Singapore finished second in the final standings of Pool A of Round 1 in attempting to qualify for the 2003 Rugby World Cup in Australia, and did not advance to Round 2. They finished second in their group in qualification for the 2007 Rugby World Cup in France as well, losing one match and winning one.

==Record==
Below is a table of the representative rugby matches played by a Singapore national XV at test level up until 18 July 2026, updated after match with .

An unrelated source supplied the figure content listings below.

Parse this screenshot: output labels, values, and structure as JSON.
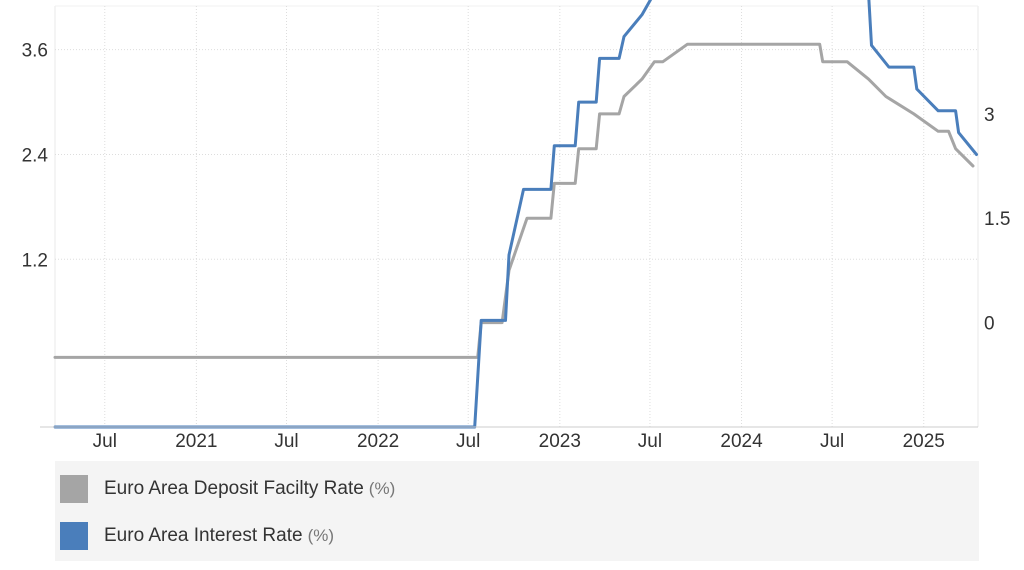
{
  "chart_data": {
    "type": "line",
    "title": "",
    "xlabel": "",
    "ylabel": "",
    "x_range": [
      "2020-03-23",
      "2025-04-20"
    ],
    "x_ticks": [
      {
        "date": "2020-07-01",
        "label": "Jul"
      },
      {
        "date": "2021-01-01",
        "label": "2021"
      },
      {
        "date": "2021-07-01",
        "label": "Jul"
      },
      {
        "date": "2022-01-01",
        "label": "2022"
      },
      {
        "date": "2022-07-01",
        "label": "Jul"
      },
      {
        "date": "2023-01-01",
        "label": "2023"
      },
      {
        "date": "2023-07-01",
        "label": "Jul"
      },
      {
        "date": "2024-01-01",
        "label": "2024"
      },
      {
        "date": "2024-07-01",
        "label": "Jul"
      },
      {
        "date": "2025-01-01",
        "label": "2025"
      }
    ],
    "left_axis": {
      "ylim": [
        -0.72,
        4.1
      ],
      "ticks": [
        {
          "value": 1.2,
          "label": "1.2"
        },
        {
          "value": 2.4,
          "label": "2.4"
        },
        {
          "value": 3.6,
          "label": "3.6"
        }
      ]
    },
    "right_axis": {
      "ylim": [
        -1.5,
        4.55
      ],
      "ticks": [
        {
          "value": 0,
          "label": "0"
        },
        {
          "value": 1.5,
          "label": "1.5"
        },
        {
          "value": 3,
          "label": "3"
        }
      ]
    },
    "grid": true,
    "legend_position": "bottom",
    "series": [
      {
        "name": "Euro Area Deposit Facilty Rate",
        "unit": "(%)",
        "axis": "right",
        "color": "#a5a5a5",
        "points": [
          [
            "2020-03-23",
            -0.5
          ],
          [
            "2022-07-20",
            -0.5
          ],
          [
            "2022-07-27",
            0.0
          ],
          [
            "2022-09-07",
            0.0
          ],
          [
            "2022-09-21",
            0.75
          ],
          [
            "2022-10-27",
            1.5
          ],
          [
            "2022-11-02",
            1.5
          ],
          [
            "2022-12-14",
            1.5
          ],
          [
            "2022-12-21",
            2.0
          ],
          [
            "2023-02-01",
            2.0
          ],
          [
            "2023-02-08",
            2.5
          ],
          [
            "2023-03-15",
            2.5
          ],
          [
            "2023-03-22",
            3.0
          ],
          [
            "2023-04-30",
            3.0
          ],
          [
            "2023-05-10",
            3.25
          ],
          [
            "2023-06-15",
            3.5
          ],
          [
            "2023-07-10",
            3.75
          ],
          [
            "2023-07-27",
            3.75
          ],
          [
            "2023-09-14",
            4.0
          ],
          [
            "2024-06-06",
            4.0
          ],
          [
            "2024-06-12",
            3.75
          ],
          [
            "2024-07-31",
            3.75
          ],
          [
            "2024-09-12",
            3.5
          ],
          [
            "2024-10-17",
            3.25
          ],
          [
            "2024-12-12",
            3.0
          ],
          [
            "2025-01-30",
            2.75
          ],
          [
            "2025-02-20",
            2.75
          ],
          [
            "2025-03-06",
            2.5
          ],
          [
            "2025-04-10",
            2.25
          ]
        ]
      },
      {
        "name": "Euro Area Interest Rate",
        "unit": "(%)",
        "axis": "left",
        "color": "#4a7ebb",
        "points": [
          [
            "2020-03-23",
            -0.72
          ],
          [
            "2022-07-14",
            -0.72
          ],
          [
            "2022-07-27",
            0.5
          ],
          [
            "2022-09-14",
            0.5
          ],
          [
            "2022-09-21",
            1.25
          ],
          [
            "2022-10-20",
            2.0
          ],
          [
            "2022-11-02",
            2.0
          ],
          [
            "2022-12-14",
            2.0
          ],
          [
            "2022-12-21",
            2.5
          ],
          [
            "2023-02-01",
            2.5
          ],
          [
            "2023-02-08",
            3.0
          ],
          [
            "2023-03-15",
            3.0
          ],
          [
            "2023-03-22",
            3.5
          ],
          [
            "2023-04-30",
            3.5
          ],
          [
            "2023-05-10",
            3.75
          ],
          [
            "2023-06-15",
            4.0
          ],
          [
            "2023-07-10",
            4.25
          ],
          [
            "2023-07-27",
            4.25
          ],
          [
            "2023-09-20",
            4.5
          ],
          [
            "2024-06-06",
            4.5
          ],
          [
            "2024-06-12",
            4.25
          ],
          [
            "2024-09-12",
            4.25
          ],
          [
            "2024-09-18",
            3.65
          ],
          [
            "2024-10-23",
            3.4
          ],
          [
            "2024-12-12",
            3.4
          ],
          [
            "2024-12-18",
            3.15
          ],
          [
            "2025-01-30",
            2.9
          ],
          [
            "2025-03-06",
            2.9
          ],
          [
            "2025-03-12",
            2.65
          ],
          [
            "2025-04-17",
            2.4
          ]
        ]
      }
    ]
  }
}
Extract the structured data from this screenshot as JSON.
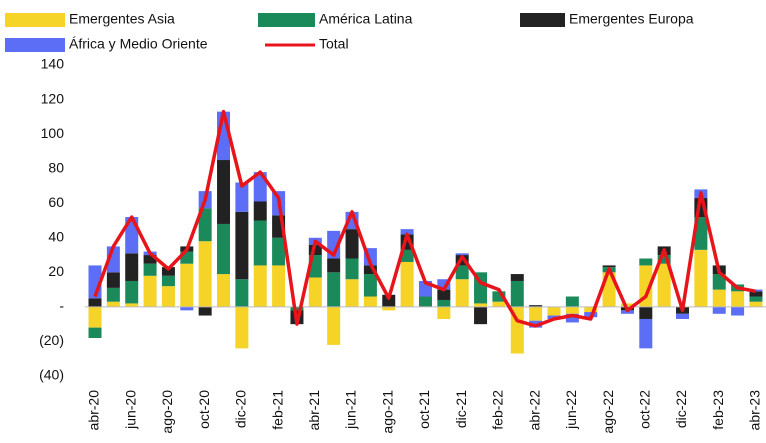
{
  "chart_data": {
    "type": "bar",
    "stacked": true,
    "legend": "top",
    "categories": [
      "abr-20",
      null,
      "jun-20",
      null,
      "ago-20",
      null,
      "oct-20",
      null,
      "dic-20",
      null,
      "feb-21",
      null,
      "abr-21",
      null,
      "jun-21",
      null,
      "ago-21",
      null,
      "oct-21",
      null,
      "dic-21",
      null,
      "feb-22",
      null,
      "abr-22",
      null,
      "jun-22",
      null,
      "ago-22",
      null,
      "oct-22",
      null,
      "dic-22",
      null,
      "feb-23",
      null,
      "abr-23"
    ],
    "series": [
      {
        "name": "Emergentes Asia",
        "color": "#f5d327",
        "values": [
          -12,
          3,
          2,
          18,
          12,
          25,
          38,
          19,
          -24,
          24,
          24,
          0,
          17,
          -22,
          16,
          6,
          -2,
          26,
          0,
          -7,
          16,
          2,
          3,
          -27,
          -8,
          -5,
          -4,
          -3,
          20,
          2,
          24,
          25,
          0,
          33,
          10,
          9,
          3
        ]
      },
      {
        "name": "América Latina",
        "color": "#1a8a5a",
        "values": [
          -6,
          8,
          13,
          7,
          6,
          7,
          19,
          29,
          16,
          26,
          16,
          -2,
          13,
          20,
          12,
          13,
          0,
          7,
          6,
          4,
          8,
          18,
          6,
          15,
          0,
          0,
          6,
          0,
          3,
          0,
          4,
          5,
          0,
          19,
          9,
          4,
          3
        ]
      },
      {
        "name": "Emergentes Europa",
        "color": "#222222",
        "values": [
          5,
          9,
          16,
          5,
          5,
          3,
          -5,
          37,
          39,
          11,
          13,
          -8,
          6,
          8,
          17,
          5,
          7,
          9,
          0,
          6,
          6,
          -10,
          0,
          4,
          1,
          0,
          0,
          0,
          1,
          -2,
          -7,
          5,
          -4,
          11,
          5,
          0,
          3
        ]
      },
      {
        "name": "África y Medio Oriente",
        "color": "#5b6ef5",
        "values": [
          19,
          15,
          21,
          2,
          0,
          -2,
          10,
          28,
          17,
          17,
          14,
          0,
          4,
          16,
          10,
          10,
          0,
          3,
          9,
          6,
          1,
          0,
          0,
          0,
          -4,
          -2,
          -5,
          -3,
          0,
          -2,
          -17,
          0,
          -3,
          5,
          -4,
          -5,
          1
        ]
      },
      {
        "name": "Total",
        "type": "line",
        "color": "#e8141b",
        "values": [
          6,
          35,
          52,
          31,
          22,
          33,
          62,
          113,
          70,
          78,
          63,
          -10,
          38,
          30,
          55,
          25,
          5,
          42,
          14,
          10,
          29,
          14,
          10,
          -8,
          -11,
          -7,
          -5,
          -7,
          22,
          -2,
          6,
          33,
          -2,
          66,
          20,
          11,
          9
        ]
      }
    ],
    "ylim": [
      -40,
      140
    ],
    "yticks": [
      140,
      120,
      100,
      80,
      60,
      40,
      20,
      {
        "value": 0,
        "label": "-"
      },
      {
        "value": -20,
        "label": "(20)"
      },
      {
        "value": -40,
        "label": "(40)"
      }
    ]
  }
}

| Opponent | Played | Won | Lost | Drawn | % Won |
|---|---|---|---|---|---|
| Arabian Gulf | 2 | 1 | 1 | 0 | 50% |
| Brunei | 1 | 1 | 0 | 0 | 100% |
| China | 5 | 1 | 3 | 1 | 20% |
| Chinese Taipei | 17 | 5 | 12 | 0 | 29.41% |
| England A | 1 | 0 | 1 | 0 | 0% |
| Gibraltar | 1 | 0 | 0 | 1 | 0% |
| Hong Kong | 15 | 2 | 13 | 0 | 13.33% |
| Hong Kong A | 2 | 0 | 2 | 0 | 0% |
| India | 4 | 4 | 0 | 0 | 100% |
| Japan | 1 | 0 | 1 | 0 | 0% |
| Junior Japan | 6 | 0 | 6 | 0 | 0% |
| Kazakhstan | 4 | 1 | 3 | 0 | 25% |
| Laos | 1 | 1 | 0 | 0 | 100% |
| Malaysia | 15 | 11 | 4 | 0 | 73.33% |
| Philippines | 8 | 1 | 7 | 0 | 12.5% |
| South Korea | 9 | 1 | 8 | 0 | 11.11% |
| Sri Lanka | 13 | 4 | 8 | 1 | 30.77% |
| Thailand | 22 | 9 | 11 | 2 | 40.91% |
| United Arab Emirates | 1 | 1 | 0 | 0 | 100% |
| Total | 127 | 43 | 79 | 5 | 33.86% |

==Makeup of the National Team==

The current makeup of the National Team sees a mix of local born and bred Singaporean players and expatriates who fulfil World Rugby eligibility rules. The entirety of the team is based in Singapore, and are selected from all the Premiership clubs that play in the top division of the local league organised by the Singapore Rugby Union. While there has been past selection debates on an over reliance of expatriate players, the local development programme (National Rugby Academy) has seen success only at age group levels and hence see more local players through the ranks.